In 't houwen wordt menige vrouwe bedrogen,
Die moeten gedogen groot zwaar gekwel;
Haar goed werdt verkwist, de man valt haar fel.
't En es vrij geen spel, maar nooit zwaarder ban.
't Es somtijds om 't geldeken en niet om 't vel,
Dat de zelke zo snel liep dat hij stan.
Ongebonden best, weeldig wijf zonder man.  

Anna Bijns (1493-1575)
 
 
Wie dacht dat ‘Het Huwelijk’ van Willem Elsschot een weinig fraai beeld schetste van een huwelijk, had waarschijnlijk nog niet gehoord van ‘Ongebonden best, weeldig wijf zonder man’ van Anna Bijns. Misschien even doorbijten om het geheel te lezen, vanwege het 16de eeuwse Nederlands, maar zeker de moeite om te ontdekken hoe scherp en cynisch ze de man en de slaafse staat van de gehuwde vrouw beschrijft met een pen die lijkt gedipt in vitriool. 

De Antwerpse Anne Bijns, die zelf ongehuwd zou blijven, was, lang voor er sprake was van enige gelijkheid tussen man en vrouw, een voorbeeld van emancipatie.

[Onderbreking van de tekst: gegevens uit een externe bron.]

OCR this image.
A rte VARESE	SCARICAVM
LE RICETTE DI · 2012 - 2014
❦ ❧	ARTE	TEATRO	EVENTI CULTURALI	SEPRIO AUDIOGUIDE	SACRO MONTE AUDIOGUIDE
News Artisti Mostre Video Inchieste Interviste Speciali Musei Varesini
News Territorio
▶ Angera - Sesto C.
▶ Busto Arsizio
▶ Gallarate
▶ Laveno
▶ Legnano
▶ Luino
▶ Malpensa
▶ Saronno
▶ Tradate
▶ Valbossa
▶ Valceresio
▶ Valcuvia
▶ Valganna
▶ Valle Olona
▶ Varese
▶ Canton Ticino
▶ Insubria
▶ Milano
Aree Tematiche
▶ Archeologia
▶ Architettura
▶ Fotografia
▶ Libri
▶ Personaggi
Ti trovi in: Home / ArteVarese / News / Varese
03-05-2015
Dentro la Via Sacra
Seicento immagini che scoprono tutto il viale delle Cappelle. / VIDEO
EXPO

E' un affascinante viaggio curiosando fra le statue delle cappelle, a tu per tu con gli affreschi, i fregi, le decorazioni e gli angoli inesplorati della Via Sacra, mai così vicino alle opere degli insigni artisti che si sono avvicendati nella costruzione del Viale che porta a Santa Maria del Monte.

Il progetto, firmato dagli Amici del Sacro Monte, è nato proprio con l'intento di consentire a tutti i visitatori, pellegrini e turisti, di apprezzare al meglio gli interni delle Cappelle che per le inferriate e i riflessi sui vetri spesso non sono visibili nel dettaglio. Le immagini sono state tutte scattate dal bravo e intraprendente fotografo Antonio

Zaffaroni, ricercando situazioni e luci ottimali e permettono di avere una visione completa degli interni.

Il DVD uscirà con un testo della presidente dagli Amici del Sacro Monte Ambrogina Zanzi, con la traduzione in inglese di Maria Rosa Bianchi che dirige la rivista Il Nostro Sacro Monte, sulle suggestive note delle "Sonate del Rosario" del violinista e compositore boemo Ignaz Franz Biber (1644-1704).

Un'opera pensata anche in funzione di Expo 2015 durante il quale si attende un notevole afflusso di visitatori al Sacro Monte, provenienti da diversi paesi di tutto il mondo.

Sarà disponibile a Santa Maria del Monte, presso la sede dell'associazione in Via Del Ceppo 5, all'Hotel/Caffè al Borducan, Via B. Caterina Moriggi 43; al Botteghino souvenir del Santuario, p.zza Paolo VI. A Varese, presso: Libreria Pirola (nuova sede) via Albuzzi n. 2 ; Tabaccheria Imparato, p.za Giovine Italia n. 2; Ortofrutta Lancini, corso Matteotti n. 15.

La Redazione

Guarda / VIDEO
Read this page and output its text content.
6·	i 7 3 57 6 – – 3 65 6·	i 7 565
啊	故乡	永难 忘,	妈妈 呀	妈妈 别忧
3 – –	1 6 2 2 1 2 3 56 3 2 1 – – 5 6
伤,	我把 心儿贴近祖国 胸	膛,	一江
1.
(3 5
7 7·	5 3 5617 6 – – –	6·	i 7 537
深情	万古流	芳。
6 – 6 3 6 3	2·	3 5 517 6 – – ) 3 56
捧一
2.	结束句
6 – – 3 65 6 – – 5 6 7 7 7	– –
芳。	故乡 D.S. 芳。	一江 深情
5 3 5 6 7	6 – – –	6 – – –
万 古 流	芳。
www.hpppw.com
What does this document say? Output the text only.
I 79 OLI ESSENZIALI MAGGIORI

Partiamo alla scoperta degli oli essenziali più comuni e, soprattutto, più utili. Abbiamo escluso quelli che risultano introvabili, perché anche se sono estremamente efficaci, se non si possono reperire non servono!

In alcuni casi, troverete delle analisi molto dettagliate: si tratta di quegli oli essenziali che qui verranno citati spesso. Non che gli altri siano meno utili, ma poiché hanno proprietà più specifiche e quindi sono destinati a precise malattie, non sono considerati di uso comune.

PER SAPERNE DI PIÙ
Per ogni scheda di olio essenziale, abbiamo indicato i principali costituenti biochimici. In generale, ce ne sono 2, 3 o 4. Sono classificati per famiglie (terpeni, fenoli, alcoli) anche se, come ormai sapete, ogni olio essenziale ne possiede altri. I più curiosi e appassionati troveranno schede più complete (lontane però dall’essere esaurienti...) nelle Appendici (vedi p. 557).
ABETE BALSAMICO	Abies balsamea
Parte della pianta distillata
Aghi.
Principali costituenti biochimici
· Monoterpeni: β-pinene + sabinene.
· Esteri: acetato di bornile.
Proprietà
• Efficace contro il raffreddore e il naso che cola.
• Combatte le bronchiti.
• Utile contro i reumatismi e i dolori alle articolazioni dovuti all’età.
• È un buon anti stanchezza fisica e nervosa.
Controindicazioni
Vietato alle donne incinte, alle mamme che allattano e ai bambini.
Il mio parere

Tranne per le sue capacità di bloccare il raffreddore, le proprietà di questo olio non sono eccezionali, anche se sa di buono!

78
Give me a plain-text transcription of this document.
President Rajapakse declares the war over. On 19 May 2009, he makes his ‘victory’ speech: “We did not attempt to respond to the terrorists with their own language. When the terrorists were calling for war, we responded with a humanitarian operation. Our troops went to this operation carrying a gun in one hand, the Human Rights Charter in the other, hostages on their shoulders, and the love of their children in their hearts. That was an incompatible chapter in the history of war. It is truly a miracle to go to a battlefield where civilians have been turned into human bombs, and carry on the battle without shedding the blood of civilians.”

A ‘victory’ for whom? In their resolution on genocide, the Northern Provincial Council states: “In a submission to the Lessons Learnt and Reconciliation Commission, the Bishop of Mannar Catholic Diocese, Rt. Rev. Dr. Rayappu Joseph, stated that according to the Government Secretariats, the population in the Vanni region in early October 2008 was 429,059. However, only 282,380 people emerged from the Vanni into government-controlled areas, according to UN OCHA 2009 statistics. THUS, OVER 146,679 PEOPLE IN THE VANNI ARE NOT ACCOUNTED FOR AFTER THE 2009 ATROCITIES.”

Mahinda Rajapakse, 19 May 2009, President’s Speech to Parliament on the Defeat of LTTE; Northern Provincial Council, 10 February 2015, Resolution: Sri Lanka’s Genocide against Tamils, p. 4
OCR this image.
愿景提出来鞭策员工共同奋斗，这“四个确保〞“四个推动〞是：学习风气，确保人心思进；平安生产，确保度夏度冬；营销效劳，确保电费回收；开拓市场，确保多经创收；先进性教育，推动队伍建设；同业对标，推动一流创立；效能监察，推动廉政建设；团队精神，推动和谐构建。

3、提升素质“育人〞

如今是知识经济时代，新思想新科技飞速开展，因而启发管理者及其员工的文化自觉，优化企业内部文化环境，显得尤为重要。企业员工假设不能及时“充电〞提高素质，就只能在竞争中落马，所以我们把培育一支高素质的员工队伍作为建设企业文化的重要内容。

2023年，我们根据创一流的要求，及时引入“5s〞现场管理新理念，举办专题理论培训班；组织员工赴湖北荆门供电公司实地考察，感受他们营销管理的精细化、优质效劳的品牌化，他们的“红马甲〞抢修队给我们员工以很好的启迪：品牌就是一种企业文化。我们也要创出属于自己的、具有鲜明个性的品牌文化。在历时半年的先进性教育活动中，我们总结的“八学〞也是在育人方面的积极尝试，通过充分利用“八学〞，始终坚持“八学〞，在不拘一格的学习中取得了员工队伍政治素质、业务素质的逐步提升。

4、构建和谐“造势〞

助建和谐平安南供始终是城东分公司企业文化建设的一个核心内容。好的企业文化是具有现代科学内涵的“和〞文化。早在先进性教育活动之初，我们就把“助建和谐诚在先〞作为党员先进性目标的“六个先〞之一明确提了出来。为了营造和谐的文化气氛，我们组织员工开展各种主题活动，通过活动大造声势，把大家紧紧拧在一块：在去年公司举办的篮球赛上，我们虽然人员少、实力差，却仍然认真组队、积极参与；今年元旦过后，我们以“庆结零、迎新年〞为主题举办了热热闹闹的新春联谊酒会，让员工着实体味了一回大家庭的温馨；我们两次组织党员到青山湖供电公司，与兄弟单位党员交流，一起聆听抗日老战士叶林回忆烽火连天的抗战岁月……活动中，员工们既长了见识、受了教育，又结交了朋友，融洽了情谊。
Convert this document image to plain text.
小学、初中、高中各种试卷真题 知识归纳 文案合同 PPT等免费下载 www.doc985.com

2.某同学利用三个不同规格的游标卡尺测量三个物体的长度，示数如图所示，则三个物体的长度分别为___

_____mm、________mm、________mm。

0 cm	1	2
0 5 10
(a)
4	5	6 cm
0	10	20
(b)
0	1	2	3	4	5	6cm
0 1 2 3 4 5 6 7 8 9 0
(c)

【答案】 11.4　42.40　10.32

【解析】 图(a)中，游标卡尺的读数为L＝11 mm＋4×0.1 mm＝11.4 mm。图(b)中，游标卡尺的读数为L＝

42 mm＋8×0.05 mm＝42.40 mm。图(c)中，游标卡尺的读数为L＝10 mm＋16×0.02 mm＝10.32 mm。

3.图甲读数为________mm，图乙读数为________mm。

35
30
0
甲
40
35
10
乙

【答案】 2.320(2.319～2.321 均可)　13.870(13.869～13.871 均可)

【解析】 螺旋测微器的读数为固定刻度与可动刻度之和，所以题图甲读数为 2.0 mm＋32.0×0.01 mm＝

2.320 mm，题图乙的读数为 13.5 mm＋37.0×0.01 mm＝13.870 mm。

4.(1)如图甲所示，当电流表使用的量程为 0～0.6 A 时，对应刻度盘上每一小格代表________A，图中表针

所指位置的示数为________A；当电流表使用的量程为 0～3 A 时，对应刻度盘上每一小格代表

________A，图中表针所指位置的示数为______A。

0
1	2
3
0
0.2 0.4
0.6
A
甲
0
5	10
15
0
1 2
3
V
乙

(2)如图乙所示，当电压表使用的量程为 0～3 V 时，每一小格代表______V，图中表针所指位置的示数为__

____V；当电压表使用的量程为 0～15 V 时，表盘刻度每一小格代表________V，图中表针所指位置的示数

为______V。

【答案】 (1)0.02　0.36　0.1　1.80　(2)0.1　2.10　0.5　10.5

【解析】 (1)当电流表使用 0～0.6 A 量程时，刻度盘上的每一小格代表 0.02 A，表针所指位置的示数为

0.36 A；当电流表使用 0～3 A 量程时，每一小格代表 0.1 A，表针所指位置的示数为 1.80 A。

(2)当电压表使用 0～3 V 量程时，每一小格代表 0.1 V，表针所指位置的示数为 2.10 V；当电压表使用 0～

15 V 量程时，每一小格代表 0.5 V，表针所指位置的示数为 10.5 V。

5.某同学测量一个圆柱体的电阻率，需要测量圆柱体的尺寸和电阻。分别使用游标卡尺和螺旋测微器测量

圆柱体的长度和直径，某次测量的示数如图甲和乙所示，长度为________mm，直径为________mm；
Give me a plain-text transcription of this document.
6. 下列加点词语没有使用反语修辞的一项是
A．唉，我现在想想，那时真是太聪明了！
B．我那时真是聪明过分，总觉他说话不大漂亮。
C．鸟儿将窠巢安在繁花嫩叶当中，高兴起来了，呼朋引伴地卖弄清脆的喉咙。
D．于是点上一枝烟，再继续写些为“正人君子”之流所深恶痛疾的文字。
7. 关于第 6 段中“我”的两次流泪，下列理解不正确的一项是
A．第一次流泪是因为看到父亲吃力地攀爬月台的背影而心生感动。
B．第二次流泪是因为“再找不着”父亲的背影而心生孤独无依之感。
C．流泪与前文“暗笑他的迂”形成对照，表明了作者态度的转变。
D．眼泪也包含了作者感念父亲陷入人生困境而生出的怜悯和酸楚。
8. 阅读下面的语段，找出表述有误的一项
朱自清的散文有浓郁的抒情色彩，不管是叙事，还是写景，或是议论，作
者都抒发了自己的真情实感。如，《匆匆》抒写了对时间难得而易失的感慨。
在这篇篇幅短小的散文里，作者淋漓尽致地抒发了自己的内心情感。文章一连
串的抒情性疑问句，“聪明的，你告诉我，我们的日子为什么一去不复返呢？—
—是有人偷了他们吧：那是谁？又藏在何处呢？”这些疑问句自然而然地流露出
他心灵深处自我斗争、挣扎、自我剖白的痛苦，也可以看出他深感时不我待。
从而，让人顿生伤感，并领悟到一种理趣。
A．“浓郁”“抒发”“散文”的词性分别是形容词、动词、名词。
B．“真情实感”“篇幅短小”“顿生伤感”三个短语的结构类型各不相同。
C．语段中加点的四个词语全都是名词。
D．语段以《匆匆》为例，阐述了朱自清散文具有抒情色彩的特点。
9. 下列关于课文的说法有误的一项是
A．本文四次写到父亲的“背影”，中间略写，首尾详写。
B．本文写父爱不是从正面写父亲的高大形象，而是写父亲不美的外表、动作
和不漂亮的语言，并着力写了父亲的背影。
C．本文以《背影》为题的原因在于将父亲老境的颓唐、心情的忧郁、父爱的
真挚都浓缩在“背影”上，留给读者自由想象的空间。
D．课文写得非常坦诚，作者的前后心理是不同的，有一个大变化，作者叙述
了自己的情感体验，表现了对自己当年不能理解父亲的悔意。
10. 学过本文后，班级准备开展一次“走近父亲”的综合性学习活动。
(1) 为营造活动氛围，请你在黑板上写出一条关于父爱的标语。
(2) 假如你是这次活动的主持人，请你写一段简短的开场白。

Ze was zelfstandig, als lerares, maar vooral ook als dichteres. Ze schreef refreinen waar mening Rederijker jaloers op was, ook al was het voor haar, als vrouw, verboden om lid te worden van een rederijkerskamer. Haar eerste bundel ‘Dit is een schoon ende suverlick boecxken inhoudende veel scoone constige refereinen’ (1528) werd niet alleen 5 keer herdrukt tijdens haar leven zelf, maar ook vertaalt in het Latijn, wat sowieso al uitzonderlijk was en haar Europese roem bezorgde. 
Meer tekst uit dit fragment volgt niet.